I took her home, let her sleep the next day and Monday, the 7th, when she looked worse, I took her to her Pediatrician. 

He immediately diagnosed it as Leukemia. 
We were devastated. He told us this is not a death sentence like it used to be. 
We took her to the Children's Cancer Center and they aspirated blood from her 
marrow and diagnosed early as ALL with a 80% chance of survival. The next 
morning the final results came in and it was not ALL, but AML and now the 
prognosis was 40% with Chemo. My whole world seemed to end at that moment.



The Oncologist gave us her road map and said it would mean 10 days of Chemo 
and then more treatments lasting 2 1/2 years and then she may not recover 
and may need a bone marrow transplant and then still could relapse and 
eventually die.

I asked if she would walk out of there now and he was certain she would. With 
20 years + of experience, they had never seen or expected anything like this.

Her WBC was 283,000 and when they started pheresis it came down momentarily 
and then went back up while they were treating. This baffled them.

They told me after they had to put a ventilator in that she 
probably was not going to make it through the night and 
that the had to resuscitate her.

I told them to keep trying. I did not want to fail her in any way. 
The Father from church was there and he said, "The last bit of love you 
can give her is to let her go." 
I knew he was right when the 7+ bags of blood they 
were trying to get in her started coming back out.

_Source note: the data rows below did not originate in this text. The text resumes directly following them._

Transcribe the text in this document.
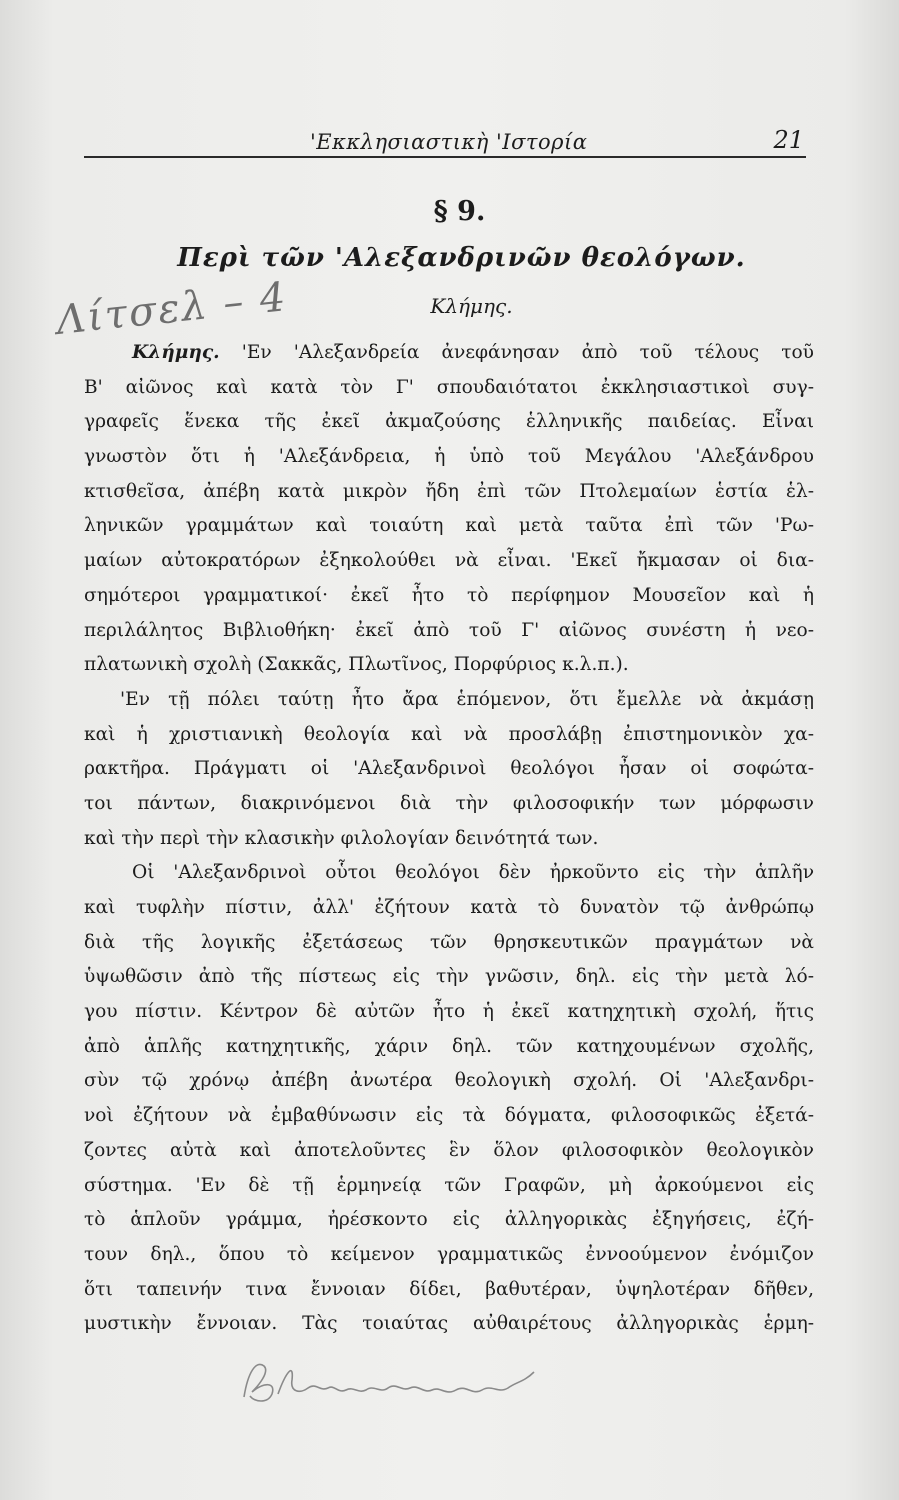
'Εκκλησιαστικὴ 'Ιστορία	21
§ 9.
Περὶ τῶν 'Αλεξανδρινῶν θεολόγων.
Κλήμης.
Λίτσελ – 4
Κλήμης. 'Εν 'Αλεξανδρεία ἀνεφάνησαν ἀπὸ τοῦ τέλους τοῦ
Β' αἰῶνος καὶ κατὰ τὸν Γ' σπουδαιότατοι ἐκκλησιαστικοὶ συγ-
γραφεῖς ἕνεκα τῆς ἐκεῖ ἀκμαζούσης ἑλληνικῆς παιδείας. Εἶναι
γνωστὸν ὅτι ἡ 'Αλεξάνδρεια, ἡ ὑπὸ τοῦ Μεγάλου 'Αλεξάνδρου
κτισθεῖσα, ἀπέβη κατὰ μικρὸν ἤδη ἐπὶ τῶν Πτολεμαίων ἑστία ἑλ-
ληνικῶν γραμμάτων καὶ τοιαύτη καὶ μετὰ ταῦτα ἐπὶ τῶν 'Ρω-
μαίων αὐτοκρατόρων ἐξηκολούθει νὰ εἶναι. 'Εκεῖ ἤκμασαν οἱ δια-
σημότεροι γραμματικοί· ἐκεῖ ἦτο τὸ περίφημον Μουσεῖον καὶ ἡ
περιλάλητος Βιβλιοθήκη· ἐκεῖ ἀπὸ τοῦ Γ' αἰῶνος συνέστη ἡ νεο-
πλατωνικὴ σχολὴ (Σακκᾶς, Πλωτῖνος, Πορφύριος κ.λ.π.).
'Εν τῇ πόλει ταύτῃ ἦτο ἄρα ἑπόμενον, ὅτι ἔμελλε νὰ ἀκμάσῃ
καὶ ἡ χριστιανικὴ θεολογία καὶ νὰ προσλάβῃ ἐπιστημονικὸν χα-
ρακτῆρα. Πράγματι οἱ 'Αλεξανδρινοὶ θεολόγοι ἦσαν οἱ σοφώτα-
τοι πάντων, διακρινόμενοι διὰ τὴν φιλοσοφικήν των μόρφωσιν
καὶ τὴν περὶ τὴν κλασικὴν φιλολογίαν δεινότητά των.
Οἱ 'Αλεξανδρινοὶ οὗτοι θεολόγοι δὲν ἠρκοῦντο εἰς τὴν ἁπλῆν
καὶ τυφλὴν πίστιν, ἀλλ' ἐζήτουν κατὰ τὸ δυνατὸν τῷ ἀνθρώπῳ
διὰ τῆς λογικῆς ἐξετάσεως τῶν θρησκευτικῶν πραγμάτων νὰ
ὑψωθῶσιν ἀπὸ τῆς πίστεως εἰς τὴν γνῶσιν, δηλ. εἰς τὴν μετὰ λό-
γου πίστιν. Κέντρον δὲ αὐτῶν ἦτο ἡ ἐκεῖ κατηχητικὴ σχολή, ἥτις
ἀπὸ ἁπλῆς κατηχητικῆς, χάριν δηλ. τῶν κατηχουμένων σχολῆς,
σὺν τῷ χρόνῳ ἀπέβη ἀνωτέρα θεολογικὴ σχολή. Οἱ 'Αλεξανδρι-
νοὶ ἐζήτουν νὰ ἐμβαθύνωσιν εἰς τὰ δόγματα, φιλοσοφικῶς ἐξετά-
ζοντες αὐτὰ καὶ ἀποτελοῦντες ἓν ὅλον φιλοσοφικὸν θεολογικὸν
σύστημα. 'Εν δὲ τῇ ἑρμηνείᾳ τῶν Γραφῶν, μὴ ἀρκούμενοι εἰς
τὸ ἁπλοῦν γράμμα, ἠρέσκοντο εἰς ἀλληγορικὰς ἐξηγήσεις, ἐζή-
τουν δηλ., ὅπου τὸ κείμενον γραμματικῶς ἐννοούμενον ἐνόμιζον
ὅτι ταπεινήν τινα ἔννοιαν δίδει, βαθυτέραν, ὑψηλοτέραν δῆθεν,
μυστικὴν ἔννοιαν. Τὰς τοιαύτας αὐθαιρέτους ἀλληγορικὰς ἑρμη-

She was bleeding to death, so I had to make a decision to let her 
go before she did. The Hematologists said that would be far worse 
if that happened. I could not bare 
to do that to her.

So, I told them to disconnect her and give her to me. I held her for a long time. 
I touched her little feet and hands and rubbed her tummy that had hurt so much 
and kissed her. I told her that I was so sorry that this happened to her and that I 
loved being her mommy and that I was lucky to have had that opportunity.

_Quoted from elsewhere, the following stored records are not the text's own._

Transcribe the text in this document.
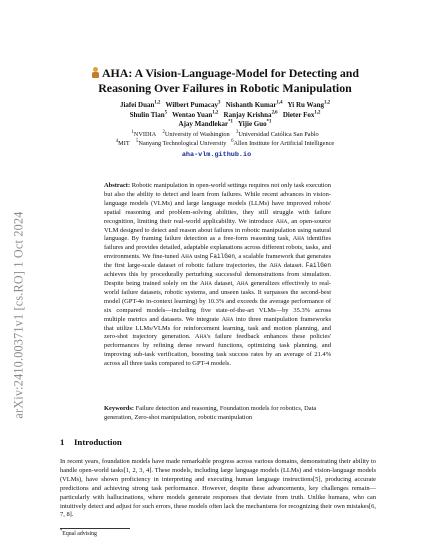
arXiv:2410.00371v1 [cs.RO] 1 Oct 2024
AHA: A Vision-Language-Model for Detecting and
Reasoning Over Failures in Robotic Manipulation
Jiafei Duan$^{1,2}$ Wilbert Pumacay$^3$ Nishanth Kumar$^{1,4}$ Yi Ru Wang$^{1,2}$
Shulin Tian$^5$ Wentao Yuan$^{1,2}$ Ranjay Krishna$^{2,6}$ Dieter Fox$^{1,2}$
Ajay Mandlekar$^{*1}$ Yijie Guo$^{*1}$
$^1$NVIDIA $^2$University of Washington $^3$Universidad Católica San Pablo
$^4$MIT $^5$Nanyang Technological University $^6$Allen Institute for Artificial Intelligence
aha-vlm.github.io
Abstract: Robotic manipulation in open-world settings requires not only task execution but also the ability to detect and learn from failures. While recent advances in vision-language models (VLMs) and large language models (LLMs) have improved robots' spatial reasoning and problem-solving abilities, they still struggle with failure recognition, limiting their real-world applicability. We introduce Aha, an open-source VLM designed to detect and reason about failures in robotic manipulation using natural language. By framing failure detection as a free-form reasoning task, Aha identifies failures and provides detailed, adaptable explanations across different robots, tasks, and environments. We fine-tuned Aha using FailGen, a scalable framework that generates the first large-scale dataset of robotic failure trajectories, the Aha dataset. FailGen achieves this by procedurally perturbing successful demonstrations from simulation. Despite being trained solely on the Aha dataset, Aha generalizes effectively to real-world failure datasets, robotic systems, and unseen tasks. It surpasses the second-best model (GPT-4o in-context learning) by 10.3% and exceeds the average performance of six compared models—including five state-of-the-art VLMs—by 35.3% across multiple metrics and datasets. We integrate Aha into three manipulation frameworks that utilize LLMs/VLMs for reinforcement learning, task and motion planning, and zero-shot trajectory generation. Aha's failure feedback enhances these policies' performances by refining dense reward functions, optimizing task planning, and improving sub-task verification, boosting task success rates by an average of 21.4% across all three tasks compared to GPT-4 models.
Keywords: Failure detection and reasoning, Foundation models for robotics, Data generation, Zero-shot manipulation, robotic manipulation
1 Introduction
In recent years, foundation models have made remarkable progress across various domains, demonstrating their ability to handle open-world tasks[1, 2, 3, 4]. These models, including large language models (LLMs) and vision-language models (VLMs), have shown proficiency in interpreting and executing human language instructions[5], producing accurate predictions and achieving strong task performance. However, despite these advancements, key challenges remain—particularly with hallucinations, where models generate responses that deviate from truth. Unlike humans, who can intuitively detect and adjust for such errors, these models often lack the mechanisms for recognizing their own mistakes[6, 7, 8].
*Equal advising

In November, her class made cards for Thanksgiving. Hers said she wanted to 
thank Papa for taking her fishing, mommy for buying her things and Jesus for 
giving her TV.

The last thing she said was, "Papa, I want to watch TV." I want to think that Jesus 
or an Angel was standing there telling her whenever she was ready to go home 
just say it. I think it was her way of saying to us she was ready. She closed 
her eyes and did not open them or speak again.